Loading...
[-]

WITH

Using WITH allows Oracle to get the result set once, store it and reuse it. The SQL is also shorter. Let’s generate a random sequence as an inline view using the WITH clause and then use it twice. If the query were being recalculated we’d see that the random numbers would be different. However there is no recalculation, even without the use of the undocumented MATERIALIZE hint:

EXEC dbms_random.initialize(5);   

WITH rnd AS
     (SELECT     LEVEL lvl, CHR (LEVEL + 64) letter,
                 TRUNC (DBMS_RANDOM.VALUE (1, 5)) rnd
            FROM DUAL
      CONNECT BY LEVEL <= 5)
SELECT a.*, b.rnd
  FROM rnd a, rnd b
WHERE a.lvl = b.lvl;

WITH - rand runs once

The random numbers match which shows there was no recalculation. Compare that the alternate style of writing the query with two embedded subqueries which yields two different random sequences. That tells us that Oracle has had to calculate the values twice:

EXEC dbms_random.initialize(5);
SELECT a.*, b.rnd
  FROM (SELECT     LEVEL lvl, CHR (LEVEL + 64) letter,
                   TRUNC (DBMS_RANDOM.VALUE (1, 5)) rnd
              FROM DUAL
        CONNECT BY LEVEL <= 5) a,
       (SELECT     LEVEL lvl, CHR (LEVEL + 64) letter,
                   TRUNC (DBMS_RANDOM.VALUE (1, 5)) rnd
              FROM DUAL
        CONNECT BY LEVEL <= 5) b
WHERE a.lvl = b.lvl;

RAND runs twice

Using WITH is both neater and the database needs to do less work. Samples run on 9i.

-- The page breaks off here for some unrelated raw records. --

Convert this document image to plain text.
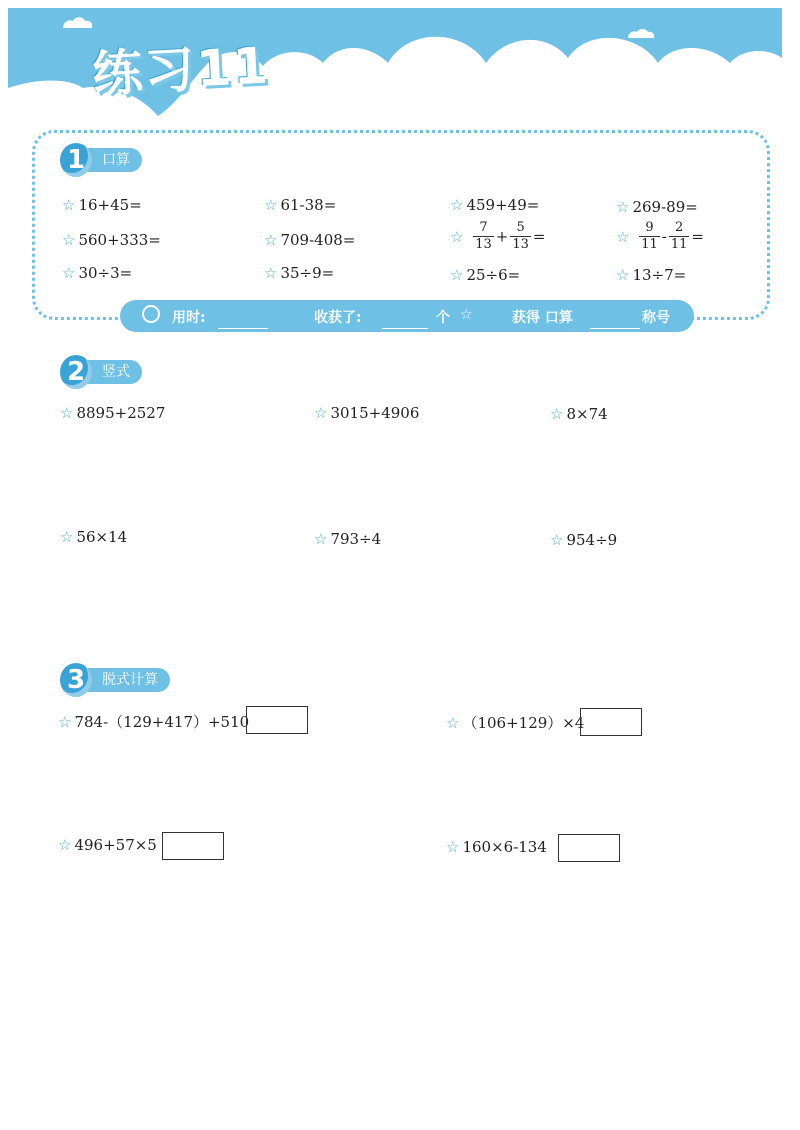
练习11
口算
1
☆ 16+45=	☆ 61-38=	☆ 459+49=	☆ 269-89=
☆ 560+333=	☆ 709-408=	☆ $\frac{7}{13} + \frac{5}{13}$ =	☆ $\frac{9}{11} - \frac{2}{11}$ =
☆ 30÷3=	☆ 35÷9=	☆ 25÷6=	☆ 13÷7=
用时:	收获了:	个 ☆	获得 口算	称号
竖式
2
☆ 8895+2527	☆ 3015+4906	☆ 8×74
☆ 56×14	☆ 793÷4	☆ 954÷9
脱式计算
3
☆ 784-（129+417）+510	☆ （106+129）×4
☆ 496+57×5	☆ 160×6-134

MIN and MAX together = bad execution plan

To demonstrate the MIN and MAX functions let’s create a global temporary table with an index and then add some data to the table. Note that you must create indexes on temporary tables when they are empty so you’ll have to TRUNCATE the table if there is anything in it. Let’s create the table with an index on the id column and then check that the index was created:

CREATE GLOBAL TEMPORARY TABLE rnd_message(id NUMBER(10), dte DATE)
ON COMMIT DELETE ROWS;

CREATE INDEX ix_msg_01 ON rnd_message(id);

SELECT index_name, table_name, column_name, column_position
  FROM ALL_IND_COLUMNS
 WHERE index_owner = SYS_CONTEXT('USERENV', 'CURRENT_USER');

Index Created

Then we’ll randomly generate a 1,000,000 rows for the table:

EXEC dbms_random.initialize(123);

INSERT INTO rnd_message
SELECT lvl, dte FROM
    (
    SELECT LEVEL lvl, TRUNC(SYSDATE)-7 + dbms_random.value(0,8) dte
      FROM dual
    CONNECT BY LEVEL <= 1000000
    );

Since this is a temporary table we can't gather statistics for it using dbms_stats but it doesn't matter for this example. Let's have a look at some plans, first just a MIN:

SELECT MIN(id) FROM rnd_message;

MIN/MAX scan

Which uses a MIN/MAX scan. So now let's try both a MIN and a MAX:

SELECT MIN(id), MAX(id) FROM rnd_message;

Full Table Scan

Wow! So the optimizer has decided it needs a value from the start of the table and one from the end - so may as well just scan the whole table! With big tables this can be quite slow. If you want to force two MIN/MAX scans instead of a full table scan or an index fast full scan then you'll have to write something like this:

SELECT (SELECT MIN(id) val FROM rnd_message) mn,
       (SELECT MAX(id) val FROM rnd_message) mx
  FROM dual;

Which yields the expected 2 x MIN/MAX scans, which is vastly better.

2 x Min/Max

Using autotrace we can find the consistent gets for the two methods to see how they perform:

So there's a big difference even here, 2480 gets compared to only 9 for a temporary table with only a million records so on production sized tables you can expect even worse performance. Be careful when using both min and max or you might get unexpectedly poor performance. Tested on both 9i and 11gR1 - similar execution plans are generated for both.

LEAD and LAG functions

The lead and lag functions offer the power to peek into adjacent rows and pull values from next or previous rows into the current row for processing. They are a convenient way of accessing multiple rows and cut processing time compared to the alternative of self-joins. Here’s a simple dataset to work with:

CREATE GLOBAL TEMPORARY TABLE dat(lvl NUMBER, letter CHAR(1))
ON COMMIT DELETE ROWS;

INSERT INTO dat
SELECT lvl, letter FROM
    (
    SELECT LEVEL lvl, CHR(LEVEL+64) letter
      FROM DUAL
    CONNECT BY LEVEL <= 5
    );

SELECT * FROM dat;

Dataset for testing lead and lag functions

Now let's apply the LEAD and LAG, jumping only a single row jump ",1" and use (ORDER by lvl ASC) for the window specification which provides the definition of next and previous rows for the functions. Note that the resultant data can be independently sorted in the usual way with a ORDER BY clause. First LEAD and we can see that the 1 A row can see forward to the next row which contains a B:

SELECT lvl, letter, LEAD(letter,1) OVER (ORDER BY lvl ASC) next
  FROM dat;

LEAD

Going the other way we can look backwards with LAG and now see that the 2 B row can see the A in the previous row.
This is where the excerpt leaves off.